Some of my followers may have seen my cryptic social media posts about going to the Arctic. No, it wasn’t a joke about fleeing from civilization. A few weeks ago, I made the trek to Iqaluit, pretty much the furthest north city in Canada you can get to without snowmobiles or bush planes. I’ll be writing about it, but I want to share some of what I saw (and the stunning views) with you here first.
Iqaluit is the capital of Nunavut Territory, a semi-autonomous region that most North Americans don’t know much about. It’s almost entirely Inuit, the indigenous Arctic people. (A single member of the group is called Inuk.) Who else would live there, other than nomads who know how to survive extreme cold and live off of sea animals? The autonomy arrangements are somewhat controversial, with some Inuit feeling that they are still exploited by Canada, and some non-Inuit resenting the explicit ethnic preference.
Other threats are pressing in from outside. Climate change is creating a scramble for the soon-to-be ice-free lands of the north. U.S. President Donald Trump’s infamous threats to annex Greenland and Canada are only a particularly ham-handed example. Canada, Russia, and Europe are all signaling their intention of military buildups in the north. China has staked its own claim by calling itself a “near-Arctic state,” a phrase that’s maybe too clever by half.
What do these powers expect to find up there? Vice President J.D. Vance laid it all out during a recent visit to Pituffik Space Base, the American ice fortress in Greenland:
Other nations are taking an extraordinary interest in Arctic passageways, and Arctic naval routes, and indeed in the minerals of the Arctic territories. We need to ensure that America is leading in the Arctic, because we know that if America doesn't, other nations fill the gap.
Pituffik and Iqaluit are both legacies of the same World War II era project, the Crimson Route, which sought to connect America to Britain via an Arctic air route.

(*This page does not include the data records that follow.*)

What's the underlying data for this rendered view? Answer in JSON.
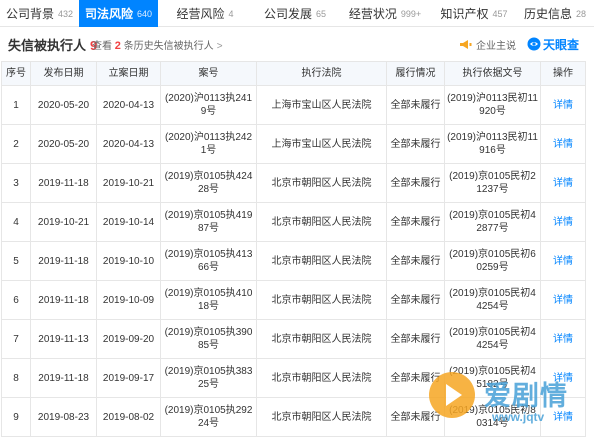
{
  "tabs": [
    {
      "label": "公司背景",
      "count": "432"
    },
    {
      "label": "司法风险",
      "count": "640"
    },
    {
      "label": "经营风险",
      "count": "4"
    },
    {
      "label": "公司发展",
      "count": "65"
    },
    {
      "label": "经营状况",
      "count": "999+"
    },
    {
      "label": "知识产权",
      "count": "457"
    },
    {
      "label": "历史信息",
      "count": "28"
    }
  ],
  "section": {
    "title": "失信被执行人",
    "count": "9",
    "history_prefix": "查看",
    "history_count": "2",
    "history_suffix": "条历史失信被执行人",
    "history_arrow": ">",
    "owner_label": "企业主说",
    "brand": "天眼查"
  },
  "table": {
    "headers": [
      "序号",
      "发布日期",
      "立案日期",
      "案号",
      "执行法院",
      "履行情况",
      "执行依据文号",
      "操作"
    ],
    "rows": [
      {
        "no": "1",
        "publish": "2020-05-20",
        "filed": "2020-04-13",
        "case": "(2020)沪0113执2419号",
        "court": "上海市宝山区人民法院",
        "status": "全部未履行",
        "basis": "(2019)沪0113民初11920号",
        "action": "详情"
      },
      {
        "no": "2",
        "publish": "2020-05-20",
        "filed": "2020-04-13",
        "case": "(2020)沪0113执2421号",
        "court": "上海市宝山区人民法院",
        "status": "全部未履行",
        "basis": "(2019)沪0113民初11916号",
        "action": "详情"
      },
      {
        "no": "3",
        "publish": "2019-11-18",
        "filed": "2019-10-21",
        "case": "(2019)京0105执42428号",
        "court": "北京市朝阳区人民法院",
        "status": "全部未履行",
        "basis": "(2019)京0105民初21237号",
        "action": "详情"
      },
      {
        "no": "4",
        "publish": "2019-10-21",
        "filed": "2019-10-14",
        "case": "(2019)京0105执41987号",
        "court": "北京市朝阳区人民法院",
        "status": "全部未履行",
        "basis": "(2019)京0105民初42877号",
        "action": "详情"
      },
      {
        "no": "5",
        "publish": "2019-11-18",
        "filed": "2019-10-10",
        "case": "(2019)京0105执41366号",
        "court": "北京市朝阳区人民法院",
        "status": "全部未履行",
        "basis": "(2019)京0105民初60259号",
        "action": "详情"
      },
      {
        "no": "6",
        "publish": "2019-11-18",
        "filed": "2019-10-09",
        "case": "(2019)京0105执41018号",
        "court": "北京市朝阳区人民法院",
        "status": "全部未履行",
        "basis": "(2019)京0105民初44254号",
        "action": "详情"
      },
      {
        "no": "7",
        "publish": "2019-11-13",
        "filed": "2019-09-20",
        "case": "(2019)京0105执39085号",
        "court": "北京市朝阳区人民法院",
        "status": "全部未履行",
        "basis": "(2019)京0105民初44254号",
        "action": "详情"
      },
      {
        "no": "8",
        "publish": "2019-11-18",
        "filed": "2019-09-17",
        "case": "(2019)京0105执38325号",
        "court": "北京市朝阳区人民法院",
        "status": "全部未履行",
        "basis": "(2019)京0105民初45182号",
        "action": "详情"
      },
      {
        "no": "9",
        "publish": "2019-08-23",
        "filed": "2019-08-02",
        "case": "(2019)京0105执29224号",
        "court": "北京市朝阳区人民法院",
        "status": "全部未履行",
        "basis": "(2019)京0105民初80314号",
        "action": "详情"
      }
    ]
  },
  "watermark": {
    "text": "爱剧情",
    "url": "www.jqtv"
  },
  "colors": {
    "accent": "#0084ff",
    "alert": "#f04142",
    "header_bg": "#f5f8fc",
    "border": "#e6e6e6"
  }
}
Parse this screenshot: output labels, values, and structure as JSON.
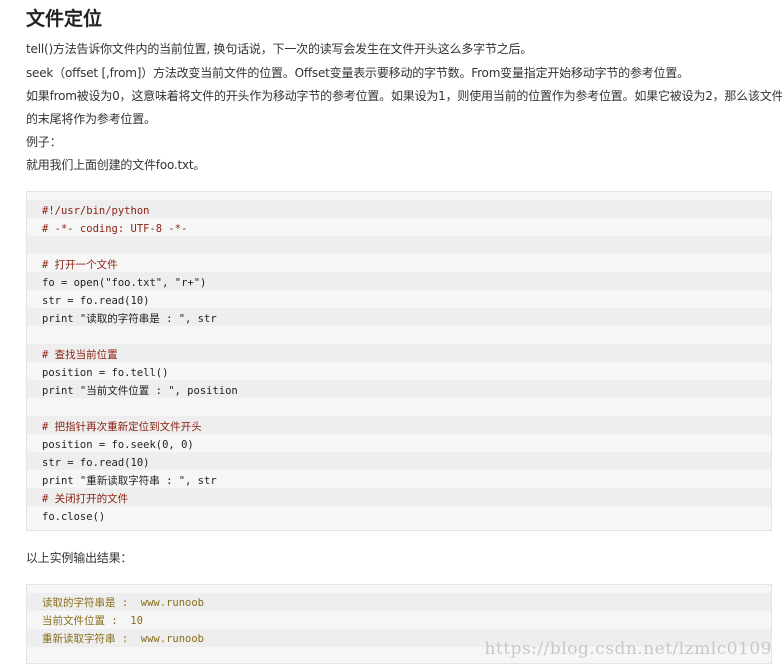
{
  "title": "文件定位",
  "paragraphs": [
    "tell()方法告诉你文件内的当前位置, 换句话说，下一次的读写会发生在文件开头这么多字节之后。",
    "seek（offset [,from]）方法改变当前文件的位置。Offset变量表示要移动的字节数。From变量指定开始移动字节的参考位置。",
    "如果from被设为0，这意味着将文件的开头作为移动字节的参考位置。如果设为1，则使用当前的位置作为参考位置。如果它被设为2，那么该文件",
    "的末尾将作为参考位置。",
    "例子：",
    "就用我们上面创建的文件foo.txt。"
  ],
  "code": {
    "lines": [
      "#!/usr/bin/python",
      "# -*- coding: UTF-8 -*-",
      "",
      "# 打开一个文件",
      "fo = open(\"foo.txt\", \"r+\")",
      "str = fo.read(10)",
      "print \"读取的字符串是 : \", str",
      "",
      "# 查找当前位置",
      "position = fo.tell()",
      "print \"当前文件位置 : \", position",
      "",
      "# 把指针再次重新定位到文件开头",
      "position = fo.seek(0, 0)",
      "str = fo.read(10)",
      "print \"重新读取字符串 : \", str",
      "# 关闭打开的文件",
      "fo.close()"
    ]
  },
  "output_intro": "以上实例输出结果：",
  "output": {
    "lines": [
      "读取的字符串是 :  www.runoob",
      "当前文件位置 :  10",
      "重新读取字符串 :  www.runoob"
    ]
  },
  "watermark": "https://blog.csdn.net/lzmlc0109"
}
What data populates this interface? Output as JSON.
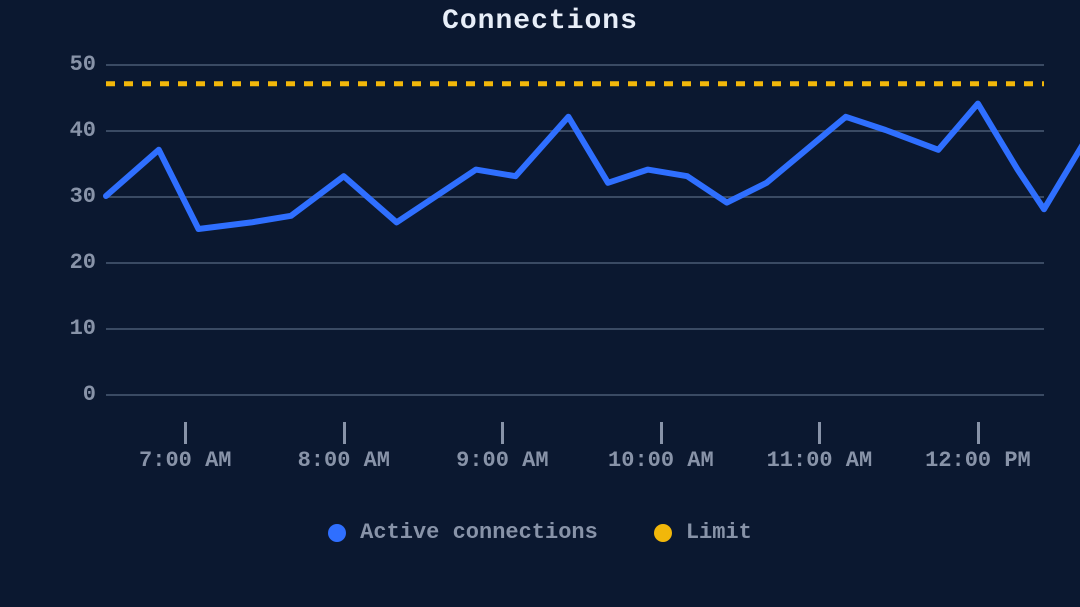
{
  "colors": {
    "active": "#2f6fff",
    "limit": "#f2b70a"
  },
  "title": "Connections",
  "legend": {
    "active": "Active connections",
    "limit": "Limit"
  },
  "y_ticks": [
    0,
    10,
    20,
    30,
    40,
    50
  ],
  "x_ticks": [
    "7:00 AM",
    "8:00 AM",
    "9:00 AM",
    "10:00 AM",
    "11:00 AM",
    "12:00 PM"
  ],
  "chart_data": {
    "type": "line",
    "title": "Connections",
    "xlabel": "",
    "ylabel": "",
    "ylim": [
      0,
      50
    ],
    "x_range_minutes": [
      390,
      745
    ],
    "x": [
      390,
      410,
      425,
      445,
      460,
      480,
      500,
      515,
      530,
      545,
      565,
      580,
      595,
      610,
      625,
      640,
      655,
      670,
      685,
      705,
      720,
      735,
      745
    ],
    "series": [
      {
        "name": "Active connections",
        "values": [
          30,
          37,
          25,
          26,
          27,
          33,
          26,
          30,
          34,
          33,
          42,
          32,
          34,
          33,
          29,
          32,
          37,
          42,
          40,
          37,
          44,
          34,
          28
        ]
      },
      {
        "name": "Limit",
        "values": [
          47,
          47,
          47,
          47,
          47,
          47,
          47,
          47,
          47,
          47,
          47,
          47,
          47,
          47,
          47,
          47,
          47,
          47,
          47,
          47,
          47,
          47,
          47
        ]
      }
    ],
    "x_tick_labels": [
      "7:00 AM",
      "8:00 AM",
      "9:00 AM",
      "10:00 AM",
      "11:00 AM",
      "12:00 PM"
    ],
    "x_tick_minutes": [
      420,
      480,
      540,
      600,
      660,
      720
    ],
    "y_ticks": [
      0,
      10,
      20,
      30,
      40,
      50
    ]
  }
}
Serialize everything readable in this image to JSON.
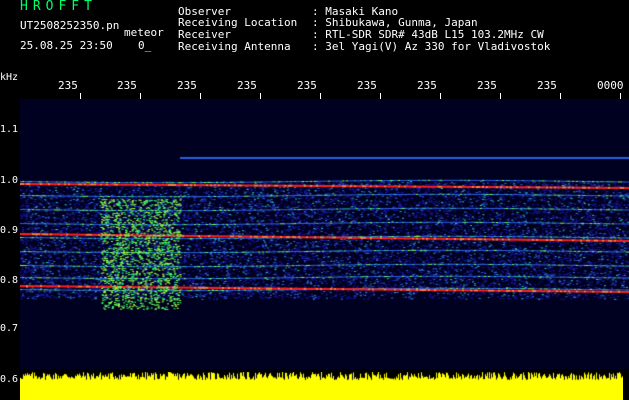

Although Inuit nomads had been roaming around the area since time immemorial, the first permanent settlement in Iqaluit was a U.S. Army airfield. The military continued to build up Iqaluit as part of the Distant Early Warning Line, a Cold War air defense network designed to stop Soviet bombers from coming over the Arctic.
Because it was a center for air transport and government presence in general, Iqaluit was made the capital when Nunavut won autonomy in the 1990s. An influx in investment from mining companies and the Canadian government has created lots of high-paying jobs, drawing in both Canadian internal migrants and foreign immigrants from some surprisingly warm places, including tropical countries. You’ll hear more about that in my writing.
The city is really visually striking. The architecture is a combination of spartan, boxy buildings — the necessarily of building in a harsh place where materials don’t come cheap — and traditional Inuit architecture. The centerpiece of the skyline is an Anglican cathedral built like a big igloo. (That’s an Inuit word, by the way.) The presence of radar dishes everywhere, along with the otherworldly Inuktitut alphabet, give Iqaluit a little bit of a science fiction vibe.
The harbor is frozen a majority of the year, from December to July, and it was thick enough to drive a truck over when I arrived. The tides still come in and out, leaving wave-shaped structures in the ice. There’s something absolutely mind-boggling about standing on what feels like solid ground on top of what would otherwise be open ocean. And the sea ice extends really far in every direction. It’s like a frozen steppe.
And, of course, the aurora borealis (northern lights) are visible at night, the streamers of solar radiation pulled towards the poles by the Earth’s magnetic field. (Iqaluit is too far south to experience true “midnight sun,” so you get a full day-night cycle throughout the year.) Inuit mythology has a very specific and evocative explanation for the lights: the spirits of the dead playing soccer with a severed walrus head.
Funny enough, there’s no premodern European mythology around the aurora, despite the fact that Scandinavian countries are famous for the lights today. The stories about aurora being Valkyries from Valhalla are a modern invention. Apparently the magnetic field has shifted over the centuries, and the only medieval Europeans who could see the aurora were Vikings in Greenland, who seemed confused and curious about the celestial glow more than anything. It is a baffling, awe-inspiring place for sure.